The snouts of these shrews are so very long that the little animals are often known as elephant-shrews.

Tree-Shrews

This is a group so called because they spend almost the whole of their lives in the trees. In some ways they are not unlike tiny squirrels, being nearly as active in their movements, and sitting up on their hind quarters to feed, while the food is held in their fore paws. They are found in various parts of Southern Asia. They soon become very tame, actually entering houses, and climbing up on the table while the occupants are sitting at meals. They will even drink tea and coffee out of the cups! And if they are encouraged they make themselves quite at home, and will drive away any other tree-shrews which may venture into the house.

The largest animal of this group is the tupaia, which lives in Borneo and Sumatra. But the most curious is the pen-tailed tree-shrew, which has a double fringe of long hairs at the end of its tail, arranged just like the barbs of a feather, so that its tail looks very much like a quill pen. The rest of the tail, which is very long, is covered with square scales; and while the tail itself is black, the fringe of hairs is white, so that the appearance of the animal is very odd. It is found in Sarawak, and also in some of the smaller islands of the Malay Archipelago.

The Desman

This animal may be described as a kind of mixture of the elephant-shrew and the water-shrew; for it has an extremely long and flexible snout, and it spends almost its whole life in the water. Its feet are very well adapted for swimming, the toes being joined together by a web-like membrane like those of the duck and the swan, so that they form most exquisite paddles. And the animal is so fond of the water that, although it lives in a burrow in the bank of a stream, it always makes the entrance below the surface.

This is a very good plan in one way, for if the little animal is chased by one of its enemies, it can easily take refuge in its long, winding tunnel, which twists about so curiously, and has so many side passages, that the pursuer is almost sure to be baffled. But in another way it is a bad plan, for as the burrow has no entrance except the one under water, it never gets properly ventilated, the only connection with the outer air being some chance cranny in the ground. And in winter-time, when deep snow has covered up this cranny, while the surface of the stream is frozen to a depth of several inches, the poor little desman can get no fresh air at all, and often dies in its own burrow from suffocation.

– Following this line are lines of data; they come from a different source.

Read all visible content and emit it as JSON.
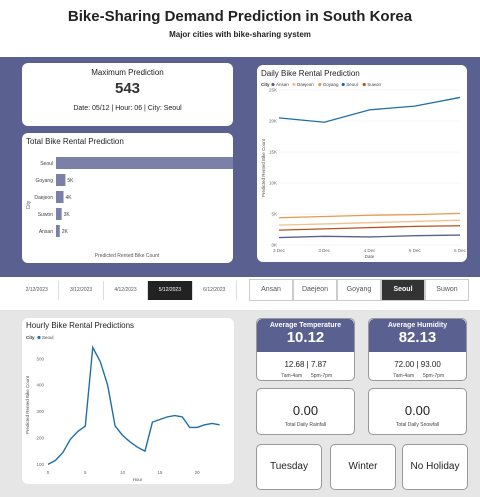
{
  "header": {
    "title": "Bike-Sharing Demand Prediction in South Korea",
    "subtitle": "Major cities with bike-sharing system"
  },
  "max_card": {
    "title": "Maximum Prediction",
    "value": "543",
    "detail": "Date: 05/12 | Hour: 06 | City: Seoul"
  },
  "total_chart": {
    "title": "Total Bike Rental Prediction",
    "ylabel": "City",
    "xlabel": "Predicted Rented Bike Count"
  },
  "daily_chart": {
    "title": "Daily Bike Rental Prediction",
    "legend_title": "City",
    "ylabel": "Predicted Rented Bike Count",
    "xlabel": "Date"
  },
  "hourly_chart": {
    "title": "Hourly Bike Rental Predictions",
    "legend_title": "City",
    "ylabel": "Predicted Rented Bike Count",
    "xlabel": "Hour"
  },
  "date_tabs": [
    "2/12/2023",
    "3/12/2023",
    "4/12/2023",
    "5/12/2023",
    "6/12/2023"
  ],
  "date_selected": 3,
  "city_tabs": [
    "Ansan",
    "Daejeon",
    "Goyang",
    "Seoul",
    "Suwon"
  ],
  "city_selected": 3,
  "temperature": {
    "title": "Average Temperature",
    "value": "10.12",
    "range": "12.68 | 7.87",
    "sub1": "7am-4am",
    "sub2": "5pm-7pm"
  },
  "humidity": {
    "title": "Average Humidity",
    "value": "82.13",
    "range": "72.00 | 93.00",
    "sub1": "7am-4am",
    "sub2": "5pm-7pm"
  },
  "rainfall": {
    "value": "0.00",
    "label": "Total Daily Rainfall"
  },
  "snowfall": {
    "value": "0.00",
    "label": "Total Daily Snowfall"
  },
  "day_card": {
    "label": "Tuesday"
  },
  "season_card": {
    "label": "Winter"
  },
  "holiday_card": {
    "label": "No Holiday"
  },
  "colors": {
    "panel": "#5a6190",
    "seoul": "#1f6fa8",
    "ansan": "#5a6190",
    "daejeon": "#f2c18d",
    "goyang": "#e79a4e",
    "suwon": "#b5531a",
    "bar": "#7a80a8"
  },
  "chart_data": [
    {
      "type": "bar",
      "orientation": "horizontal",
      "title": "Total Bike Rental Prediction",
      "xlabel": "Predicted Rented Bike Count",
      "ylabel": "City",
      "categories": [
        "Seoul",
        "Goyang",
        "Daejeon",
        "Suwon",
        "Ansan"
      ],
      "values": [
        99,
        5,
        4,
        3,
        2
      ],
      "labels": [
        "99K",
        "5K",
        "4K",
        "3K",
        "2K"
      ]
    },
    {
      "type": "line",
      "title": "Daily Bike Rental Prediction",
      "xlabel": "Date",
      "ylabel": "Predicted Rented Bike Count",
      "x": [
        "2 Dec",
        "3 Dec",
        "4 Dec",
        "5 Dec",
        "6 Dec"
      ],
      "yticks": [
        "0K",
        "5K",
        "10K",
        "15K",
        "20K",
        "25K"
      ],
      "ylim": [
        0,
        25
      ],
      "series": [
        {
          "name": "Ansan",
          "color": "#5a6190",
          "values": [
            1.2,
            1.4,
            1.3,
            1.5,
            1.6
          ]
        },
        {
          "name": "Daejeon",
          "color": "#f2c18d",
          "values": [
            3.2,
            3.4,
            3.6,
            3.8,
            4.0
          ]
        },
        {
          "name": "Goyang",
          "color": "#e79a4e",
          "values": [
            4.4,
            4.6,
            4.8,
            4.9,
            5.1
          ]
        },
        {
          "name": "Seoul",
          "color": "#1f6fa8",
          "values": [
            20.5,
            19.8,
            21.8,
            22.4,
            23.8
          ]
        },
        {
          "name": "Suwon",
          "color": "#b5531a",
          "values": [
            2.4,
            2.6,
            2.8,
            3.0,
            3.1
          ]
        }
      ]
    },
    {
      "type": "line",
      "title": "Hourly Bike Rental Predictions",
      "xlabel": "Hour",
      "ylabel": "Predicted Rented Bike Count",
      "xticks": [
        0,
        5,
        10,
        15,
        20
      ],
      "yticks": [
        100,
        200,
        300,
        400,
        500
      ],
      "xlim": [
        0,
        24
      ],
      "ylim": [
        90,
        560
      ],
      "series": [
        {
          "name": "Seoul",
          "color": "#1f6fa8",
          "x": [
            0,
            1,
            2,
            3,
            4,
            5,
            6,
            7,
            8,
            9,
            10,
            11,
            12,
            13,
            14,
            15,
            16,
            17,
            18,
            19,
            20,
            21,
            22,
            23
          ],
          "values": [
            100,
            115,
            145,
            195,
            225,
            245,
            543,
            490,
            400,
            245,
            210,
            185,
            165,
            150,
            260,
            270,
            280,
            285,
            280,
            240,
            240,
            250,
            255,
            250
          ]
        }
      ]
    }
  ]
}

This animal has a curious musky odor, which is due to certain glands near the root of the tail. So strong is this odor, that if a pike happens to have swallowed a desman a few days before it is caught, its flesh cannot be eaten, for its whole body both smells and tastes strongly of musk. Two kinds of desman are known. One is the Russian desman, which is found in the steppes, and the other is the Pyrenean desman, which lives in the range of mountains from which it takes its name.